O macaco-aranha-de-cara-branca teve 5% de sua área de ocorrência afetada pelo fogo. Pode ser pouco, mas não para os animais. “5% de área impactada em 20 anos é muita coisa, o que acontecerá daqui a mais 20 anos, ou 50… Precisamos levar em consideração que do ponto de vista biológico é uma perda de habitat muito acelerada”, avalia o biólogo.
Pires salienta que são os primatas os mais ameaçados pelos incêndios da Amazônia. Para fazer um paralelo com outra espécie de animal, cita uma ave, a cigana (Opisthocomus hoazin). Também vista como ameaçada de extinção pela IUCN, por ter uma grande área de distribuição em praticamente toda a Amazônia, acaba sendo proporcionalmente menos afetada pelos incêndios na floresta.
E, no caso das plantas, que diferentemente dos animais não podem fugir das chamas, a situação se revela mais preocupante. A espécie Allantoma kuhlmannii teve cerca de 35% de sua distribuição impactada pelo fogo. Ao contrário do Cerrado, onde as plantas apresentam maior resistência à seca e às queimadas, a vegetação da Amazônia está adaptada a ambientes fechados e solo úmido; quando as chamas passam, dificilmente conseguem se recuperar. Muitas vezes, aquele habitat é perdido para sempre.
Como o objetivo do estudo era somente quantificar o número de espécies impactadas pelo fogo, não foi pesquisado se já pode ser percebida uma alteração no comportamento de animais ou na mudança de habitat.
“Dada a escala, o escopo e o impacto crescente das queimadas em toda a Amazônia, as populações de animais já devem ter sido afetadas pela perda de habitat e pela abertura de áreas mais remotas para a caça”, acredita Enquist.
Ao fazer o cruzamento de dados sobre queimadas versus ocorrência de fauna e flora, os pesquisadores perceberam três ciclos de incêndios na Amazônia, associados diretamente com os diferentes momentos políticos nos quais o Brasil se encontrava.
Entre 2001 e 2008, a falta de uma fiscalização ambiental rigorosa no país servia de combustível para o registro de incêndios mais frequentes e em áreas extensas.
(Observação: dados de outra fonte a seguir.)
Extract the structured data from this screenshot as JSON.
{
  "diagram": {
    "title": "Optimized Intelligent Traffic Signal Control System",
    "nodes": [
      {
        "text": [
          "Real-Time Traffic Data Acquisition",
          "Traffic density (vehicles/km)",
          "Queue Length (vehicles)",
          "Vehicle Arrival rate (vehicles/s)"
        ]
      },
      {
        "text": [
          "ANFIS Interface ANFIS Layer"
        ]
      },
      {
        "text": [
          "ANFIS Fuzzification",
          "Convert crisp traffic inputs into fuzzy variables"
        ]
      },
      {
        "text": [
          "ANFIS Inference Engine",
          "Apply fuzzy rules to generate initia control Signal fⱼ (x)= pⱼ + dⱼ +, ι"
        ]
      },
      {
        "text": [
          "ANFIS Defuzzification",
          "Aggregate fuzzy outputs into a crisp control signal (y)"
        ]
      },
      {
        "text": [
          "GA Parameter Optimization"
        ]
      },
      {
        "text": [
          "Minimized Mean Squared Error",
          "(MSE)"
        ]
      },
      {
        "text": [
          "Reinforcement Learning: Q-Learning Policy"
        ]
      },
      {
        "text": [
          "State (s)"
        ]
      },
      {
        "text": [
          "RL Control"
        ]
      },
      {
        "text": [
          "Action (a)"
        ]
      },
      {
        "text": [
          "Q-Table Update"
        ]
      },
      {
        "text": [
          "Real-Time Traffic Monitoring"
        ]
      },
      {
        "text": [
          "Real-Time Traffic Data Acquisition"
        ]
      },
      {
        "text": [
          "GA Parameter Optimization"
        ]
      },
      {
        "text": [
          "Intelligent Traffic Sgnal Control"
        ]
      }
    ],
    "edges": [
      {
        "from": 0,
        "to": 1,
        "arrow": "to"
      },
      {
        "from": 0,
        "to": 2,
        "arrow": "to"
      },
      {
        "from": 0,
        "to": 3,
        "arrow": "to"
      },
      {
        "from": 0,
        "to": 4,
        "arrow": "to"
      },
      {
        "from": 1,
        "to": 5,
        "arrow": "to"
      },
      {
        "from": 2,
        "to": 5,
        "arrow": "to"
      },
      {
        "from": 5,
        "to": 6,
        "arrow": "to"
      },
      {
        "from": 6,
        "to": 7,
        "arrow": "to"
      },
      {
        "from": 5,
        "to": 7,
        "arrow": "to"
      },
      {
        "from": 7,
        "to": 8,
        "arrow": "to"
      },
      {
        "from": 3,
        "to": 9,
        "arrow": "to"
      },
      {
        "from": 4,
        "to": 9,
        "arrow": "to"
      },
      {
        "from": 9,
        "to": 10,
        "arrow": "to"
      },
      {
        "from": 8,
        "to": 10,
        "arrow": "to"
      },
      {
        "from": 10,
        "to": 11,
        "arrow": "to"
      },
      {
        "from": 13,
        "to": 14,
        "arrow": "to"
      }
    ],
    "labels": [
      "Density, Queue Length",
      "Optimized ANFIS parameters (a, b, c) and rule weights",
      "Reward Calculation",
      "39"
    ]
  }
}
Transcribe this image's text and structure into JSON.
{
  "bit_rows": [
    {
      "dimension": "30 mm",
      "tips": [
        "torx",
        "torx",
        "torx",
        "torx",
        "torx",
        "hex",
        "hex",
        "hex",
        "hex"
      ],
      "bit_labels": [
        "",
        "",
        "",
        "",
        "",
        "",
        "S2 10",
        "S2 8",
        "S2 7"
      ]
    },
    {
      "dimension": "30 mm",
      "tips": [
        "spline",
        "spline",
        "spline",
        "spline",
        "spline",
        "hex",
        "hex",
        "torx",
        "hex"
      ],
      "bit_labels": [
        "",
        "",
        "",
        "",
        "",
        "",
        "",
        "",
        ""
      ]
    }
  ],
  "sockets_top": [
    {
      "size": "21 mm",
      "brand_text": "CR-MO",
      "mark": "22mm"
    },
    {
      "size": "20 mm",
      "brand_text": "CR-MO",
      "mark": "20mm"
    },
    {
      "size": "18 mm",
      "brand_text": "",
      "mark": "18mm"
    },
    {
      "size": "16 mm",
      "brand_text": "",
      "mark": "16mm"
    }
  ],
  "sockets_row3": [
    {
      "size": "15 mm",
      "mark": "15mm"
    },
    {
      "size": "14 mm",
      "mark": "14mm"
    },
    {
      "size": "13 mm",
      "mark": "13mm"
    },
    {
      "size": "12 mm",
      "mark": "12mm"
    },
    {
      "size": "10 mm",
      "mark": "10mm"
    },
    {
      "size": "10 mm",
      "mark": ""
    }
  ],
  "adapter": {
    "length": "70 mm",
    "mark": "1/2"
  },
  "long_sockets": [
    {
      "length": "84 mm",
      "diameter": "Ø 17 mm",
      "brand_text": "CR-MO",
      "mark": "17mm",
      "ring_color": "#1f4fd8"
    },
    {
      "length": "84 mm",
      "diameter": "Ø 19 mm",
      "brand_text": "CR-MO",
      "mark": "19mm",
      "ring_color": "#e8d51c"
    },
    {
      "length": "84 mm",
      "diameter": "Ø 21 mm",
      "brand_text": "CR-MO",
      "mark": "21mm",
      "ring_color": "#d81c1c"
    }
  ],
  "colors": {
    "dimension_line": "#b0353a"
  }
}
No período seguinte, entre 2009 e 2018, as políticas de controle ao desmatamento conseguiram conter o desflorestamento, mas em 2016, apesar de a lei brasileira para a proteção do meio ambiente ter sido considerada um exemplo mundial, houve um afrouxamento na fiscalização – com isso, o desmatamento voltou a crescer na Amazônia.
Em 2019, com a posse do atual presidente, Jair Bolsonaro, a situação agravou-se ainda mais. Os altos índices de destruição da floresta continuaram, impulsionados por um discurso do Governo Federal a favor da mineração, contra a demarcação de terras indigíneas e em detrimento do trabalho de organizações não-governamentais.
O levantamento internacional aponta que, nos últimos anos, as queimadas aconteceram em regiões mais centrais da Amazônia, inclusive próximas a rios, o que é uma nova tendência, já que não ocorria antes. “O fogo consolida o desmatamento. Áreas desmatadas podem se regenerar, mas isso demanda muito mais tempo e investimento depois dos incêndios”, afirma Neves.
O Brasil já sabe o que precisa fazer para voltar a preservar a Amazônia, reduzir o desmatamento, evitar incêndios e consequentemente, proteger o habitat de milhões de espécies de plantas e animais. A fórmula existe e foi usada no passado: maior comprometimento com a causa ambiental, fiscalização eficiente, monitoramento da floresta e valorização dos órgãos do setor.
Para os brasileiros Danilo Neves e Mathias Pires não há dúvida que esse é o único caminho para reverter o atual cenário de devastação e perda de habitat. “A gente sabe o que fazer. Já resolvemos o problema antes”, assegura o pesquisador da Unicamp.
Segundo Enquist, as evidências são incontestáveis: “Nossos resultados demostram claramente que o início de políticas voltadas para a proteção da floresta teve um efeito dramático na taxa de impacto dos incêndios e na biodiversidade amazônica”.
Para o pesquisador norte-americano, se nada mudar, “veremos a degradação contínua de habitats da maioria das espécies amazônicas. À medida que o fogo e o desmatamento agora se movem para o coração da Amazônia e para regiões que abrigam espécies em menores áreas geográficas, aumenta dramaticamente o risco de extinção de milhares delas”.